Thursday, July 19, 2007

In Performance

I went to an event last night at the Forest Cafe in Edinburgh. American poet, Elizabeth Gold, who has recently moved to Edinburgh, was on the bill. I’d heard her read a few poems before and had been impressed by them. I enjoyed meeting up with her and her husband. I also met a very nice Bulgarian poet and writer (who writes in English), Kapka Kassabova, whose new collection, Geography for the Lost (looks really good!), has just been published by Bloodaxe, and who had come to cheer on Elizabeth.

The venue itself was OK – haphazardly-arranged candlelit tables, movies playing on a side-wall with the sound turned off, a bar selling home-made snacks, a strange mixture of smells: food, alcohol and sweat – it brought me back to my student days and the place was indeed full of students.

Other than Elizabeth’s set, the event itself was abysmal. In fact, it reminded me of how bad things can get. It was like the worst of performance poetry without any attempt at performance. The lowest point of the evening came when a young man announced he would read a story, which “wasn’t too long and wasn’t too short either.” It’s usually a mistake to draw attention to the length of a piece, particularly when it turns out to be fifty minutes long, particularly when it’s crap, particularly when you only have enough material for a two-minute vignette.

I could forgive the others – they got up on stage, read their poems for five minutes, and sat down.
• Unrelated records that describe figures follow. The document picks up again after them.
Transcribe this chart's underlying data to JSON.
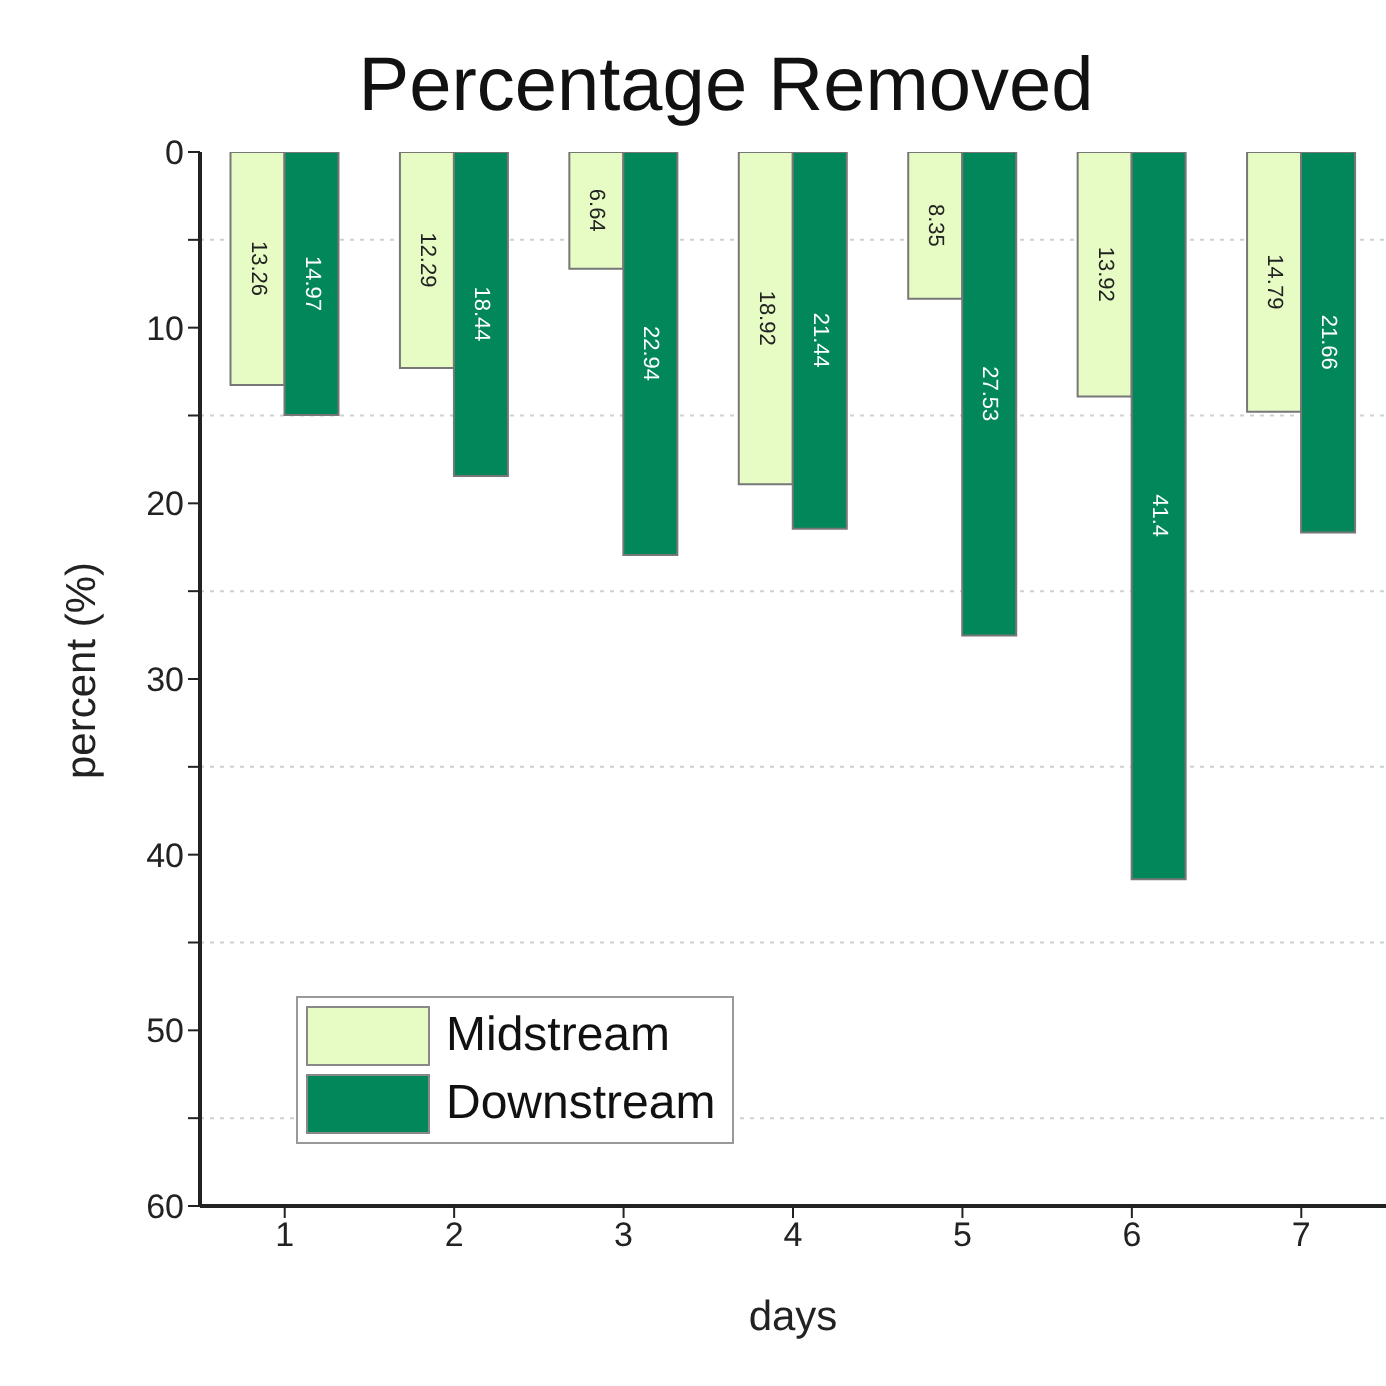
{
  "chart_data": {
    "type": "bar",
    "title": "Percentage Removed",
    "xlabel": "days",
    "ylabel": "percent (%)",
    "categories": [
      "1",
      "2",
      "3",
      "4",
      "5",
      "6",
      "7"
    ],
    "series": [
      {
        "name": "Midstream",
        "color": "#e6fcc4",
        "values": [
          13.26,
          12.29,
          6.64,
          18.92,
          8.35,
          13.92,
          14.79
        ]
      },
      {
        "name": "Downstream",
        "color": "#02875a",
        "values": [
          14.97,
          18.44,
          22.94,
          21.44,
          27.53,
          41.4,
          21.66
        ]
      }
    ],
    "ylim": [
      60,
      0
    ],
    "yticks": [
      0,
      {
        "value": 5,
        "label": null
      },
      10,
      {
        "value": 15,
        "label": null
      },
      20,
      {
        "value": 25,
        "label": null
      },
      30,
      {
        "value": 35,
        "label": null
      },
      40,
      {
        "value": 45,
        "label": null
      },
      50,
      {
        "value": 55,
        "label": null
      },
      60
    ],
    "grid": "y",
    "legend": "bottom left",
    "data_labels": true
  }
}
Fair enough. They had nothing to say, but at least they didn’t take long to say it. I’ve been there myself, perhaps sometimes I’m still there. The boring guitarist played for longer, but it was possible to talk quietly during his set, as he was amplified and easily audible over conversation. It was like having live mall music. Or perhaps traffic noise through an open window. But the story was excruciatingly bad.

Louise Doughty, says something along the lines of how the problem with most stories written by beginners is that nothing happens. Of course, the longer nothing happens, the worse it gets.
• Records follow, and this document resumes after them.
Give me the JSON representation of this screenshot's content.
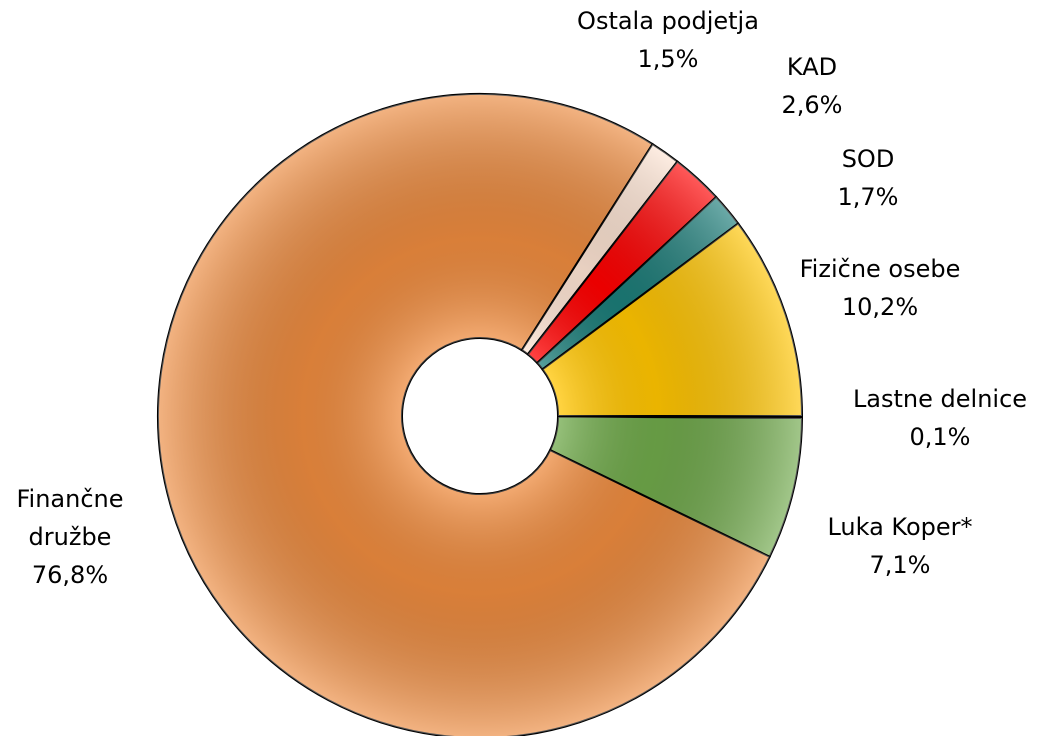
{
  "chart_data": {
    "type": "donut",
    "categories": [
      "Lastne delnice",
      "Luka Koper*",
      "Finančne družbe",
      "Ostala podjetja",
      "KAD",
      "SOD",
      "Fizične osebe"
    ],
    "values": [
      0.1,
      7.1,
      76.8,
      1.5,
      2.6,
      1.7,
      10.2
    ],
    "value_labels": [
      "0,1%",
      "7,1%",
      "76,8%",
      "1,5%",
      "2,6%",
      "1,7%",
      "10,2%"
    ],
    "colors": [
      "#2e6b1e",
      "#6fa84a",
      "#ec8a3e",
      "#fde3d2",
      "#ff0000",
      "#1b7c78",
      "#ffc400"
    ]
  }
}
Elizabeth read well. It wasn’t the ideal venue for her, but her poems worked well and she even drew a good round of applause. She read her first ever published poem, about a killer spider, from a 1998 Notre Dame Review, which I confess I read on the page around the 35-minute mark of the aforementioned story. Maybe I missed the story’s high point!

I caught the last bus home, but a fight broke out at the bus stop, which involved three men and several women who were with the men. A quite beautiful Spanish woman and I stood there in astonishment as fists flew and bodies fell around us. We just had to remain motionless and hope that none of the participants would notice us and take a swing. Luckily the bus arrived, and we both got on in one piece. It was one of those nights…

4 comments:

Reading the Signs said...

Hello - I have tagged you (8 random things) - hope you don't mind.

Rob said...

Hi RtS - I don't mind at all. Although whether I ever do it is another matter.

George S said...

Delighted to hear about Elizabeth's reading, Rob. I thought she was very good in masterclass at St Andrews and since she was new in Edinburgh, put her in touch with Kapka who lives there. Good things happen.

Rob said...

I didn't ask Elizabeth and Kapka how they had met, but it's interesting to know.

One thing that struck me was that Kapka had read around Edinburgh only at the university, and Elizabeth was also finding it hard to get places to read poetry in Edinburgh.

We need a new venue for quality poetry and other literature/art forms. I've started to work on it! We'll see.